1:45 - Expected to have to break open the door of the abandoned building, but it was already open. Inside, I found blueprints for an upgrade to my suit. Had enough materials for another warp cell; just needed to get my hands on more suspension fluid.

1:49 - After a brief pitstop to suck resources from the planet like bone marrow, I flew back into space and used my pulse drive to fly to a nearby space station. Then I ran into a dilemma. Suspension fluid was way too expensive. At this space station, it was marked with a gold star—meaning it was a premium good. They had jacked up the price from 21k to 43k. Because I am Jewish, this was unacceptable.

1:51 - It was time for a workaround. I headed back to the space station’s airlock and found the ship of a visiting space alien, who I could barter and trade with. He’d sell me suspension fluid for closer to 22k units, which was far more acceptable. Don’t let space stations rob you blind, kids.

1:53 - Used my new goodies to build yet another warp cell, then went back to space and took to the galaxy map once again. Now I was just three warps away from the Atlas Station. I didn’t know what I’d discover there, but I was excited to find out.

1:56 - Time for one more stop before this log ends. Landed on a barren planet and found a massive alien trading outpost. Talked to one of the aliens. He was terrified of me. I insisted that I had come in peace but he just got mad. My standing with the Korvax race had decreased, the game said. Jerks.

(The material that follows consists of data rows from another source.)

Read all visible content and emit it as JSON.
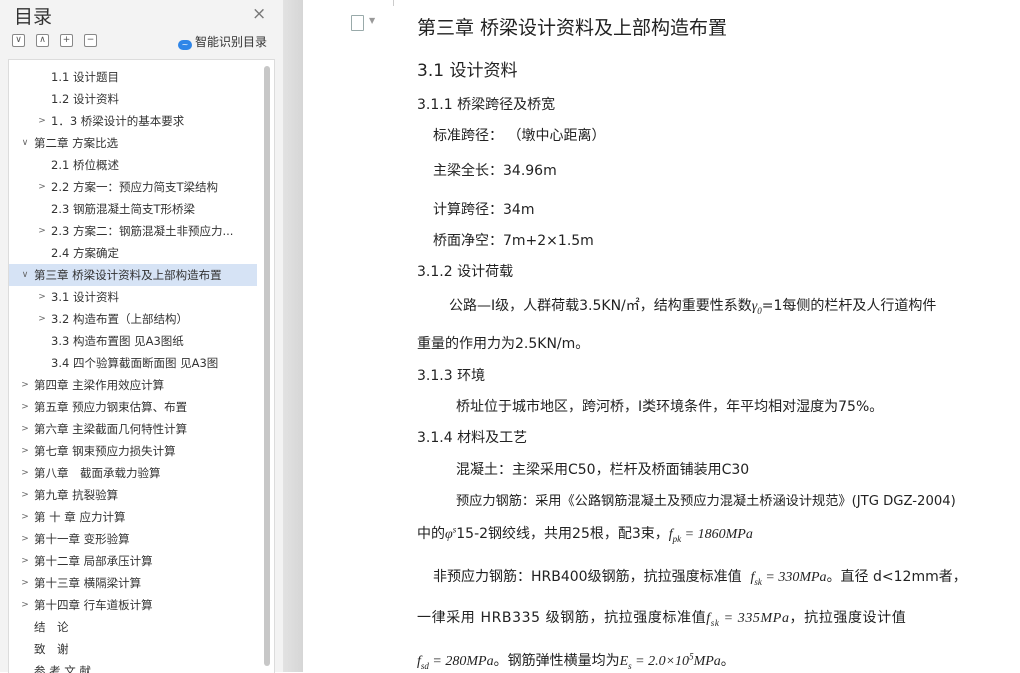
{
  "toc": {
    "title": "目录",
    "close": "×",
    "toolbar": [
      "∨",
      "∧",
      "+",
      "−"
    ],
    "smart_label": "智能识别目录",
    "items": [
      {
        "label": "1.1 设计题目",
        "arrow": ""
      },
      {
        "label": "1.2 设计资料",
        "arrow": ""
      },
      {
        "label": "1．3 桥梁设计的基本要求",
        "arrow": ">"
      },
      {
        "label": "第二章 方案比选",
        "arrow": "∨"
      },
      {
        "label": "2.1 桥位概述",
        "arrow": ""
      },
      {
        "label": "2.2 方案一：预应力简支T梁结构",
        "arrow": ">"
      },
      {
        "label": "2.3 钢筋混凝土简支T形桥梁",
        "arrow": ""
      },
      {
        "label": "2.3 方案二：钢筋混凝土非预应力...",
        "arrow": ">"
      },
      {
        "label": "2.4 方案确定",
        "arrow": ""
      },
      {
        "label": "第三章 桥梁设计资料及上部构造布置",
        "arrow": "∨",
        "selected": true
      },
      {
        "label": "3.1 设计资料",
        "arrow": ">"
      },
      {
        "label": "3.2 构造布置（上部结构）",
        "arrow": ">"
      },
      {
        "label": "3.3 构造布置图 见A3图纸",
        "arrow": ""
      },
      {
        "label": "3.4 四个验算截面断面图 见A3图",
        "arrow": ""
      },
      {
        "label": "第四章 主梁作用效应计算",
        "arrow": ">"
      },
      {
        "label": "第五章 预应力钢束估算、布置",
        "arrow": ">"
      },
      {
        "label": "第六章 主梁截面几何特性计算",
        "arrow": ">"
      },
      {
        "label": "第七章 钢束预应力损失计算",
        "arrow": ">"
      },
      {
        "label": "第八章　截面承载力验算",
        "arrow": ">"
      },
      {
        "label": "第九章 抗裂验算",
        "arrow": ">"
      },
      {
        "label": "第 十 章 应力计算",
        "arrow": ">"
      },
      {
        "label": "第十一章 变形验算",
        "arrow": ">"
      },
      {
        "label": "第十二章 局部承压计算",
        "arrow": ">"
      },
      {
        "label": "第十三章 横隔梁计算",
        "arrow": ">"
      },
      {
        "label": "第十四章 行车道板计算",
        "arrow": ">"
      },
      {
        "label": "结　论",
        "arrow": ""
      },
      {
        "label": "致　谢",
        "arrow": ""
      },
      {
        "label": "参 考 文 献",
        "arrow": ""
      }
    ]
  },
  "doc": {
    "chapter_title": "第三章 桥梁设计资料及上部构造布置",
    "section_title": "3.1 设计资料",
    "s311": "3.1.1 桥梁跨径及桥宽",
    "span_std": "标准跨径：  （墩中心距离）",
    "beam_len": "主梁全长：34.96m",
    "calc_span": "计算跨径：34m",
    "deck_width": "桥面净空：7m+2×1.5m",
    "s312": "3.1.2 设计荷载",
    "load_p1a": "公路—Ⅰ级，人群荷载3.5KN/㎡，结构重要性系数",
    "load_gamma": "γ",
    "load_gamma_sub": "0",
    "load_p1b": "=1每侧的栏杆及人行道构件",
    "load_p2": "重量的作用力为2.5KN/m。",
    "s313": "3.1.3 环境",
    "env_p": "桥址位于城市地区，跨河桥，Ⅰ类环境条件，年平均相对湿度为75%。",
    "s314": "3.1.4 材料及工艺",
    "mat_p1": "混凝土：主梁采用C50，栏杆及桥面铺装用C30",
    "mat_p2": "预应力钢筋：采用《公路钢筋混凝土及预应力混凝土桥涵设计规范》(JTG DGZ-2004)",
    "mat_p3a": "中的",
    "mat_phi": "φ",
    "mat_phi_sup": "s",
    "mat_p3b": "15-2钢绞线，共用25根，配3束，",
    "mat_fpk": "f",
    "mat_fpk_sub": "pk",
    "mat_fpk_val": " = 1860MPa",
    "mat_p4a": "非预应力钢筋：HRB400级钢筋，抗拉强度标准值",
    "mat_fsk1": "f",
    "mat_fsk1_sub": "sk",
    "mat_fsk1_val": " = 330MPa",
    "mat_p4b": "。直径 d<12mm者，",
    "mat_p5a": "一律采用 HRB335 级钢筋，抗拉强度标准值",
    "mat_fsk2": "f",
    "mat_fsk2_sub": "sk",
    "mat_fsk2_val": " = 335MPa",
    "mat_p5b": "，抗拉强度设计值",
    "mat_fsd": "f",
    "mat_fsd_sub": "sd",
    "mat_fsd_val": " = 280MPa",
    "mat_p6": "。钢筋弹性横量均为",
    "mat_es": "E",
    "mat_es_sub": "s",
    "mat_es_val": " = 2.0×10",
    "mat_es_sup": "5",
    "mat_es_unit": "MPa",
    "mat_p6end": "。"
  }
}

2:00 - That was it. In just two hours had explored several regions of the galaxy, met six aliens, and stripped away the precious resources of countless planets across the universe. There was just one thing left to do.

Since then, I’ve spent another 2-3 hours with No Man’s Sky, and so far I’m having a blast. It’s a lovely, serene space adventure that was clearly designed for people who love exploring. Don’t expect this to be the space game of all space games—it’s clear from the beginning that there are a very set number of things you can do—but if you’re into chill exploration games, this will probably be up your alley.

Also worth noting: while playing today, my game crashed to the PS4 menu several times, usually while I was warping.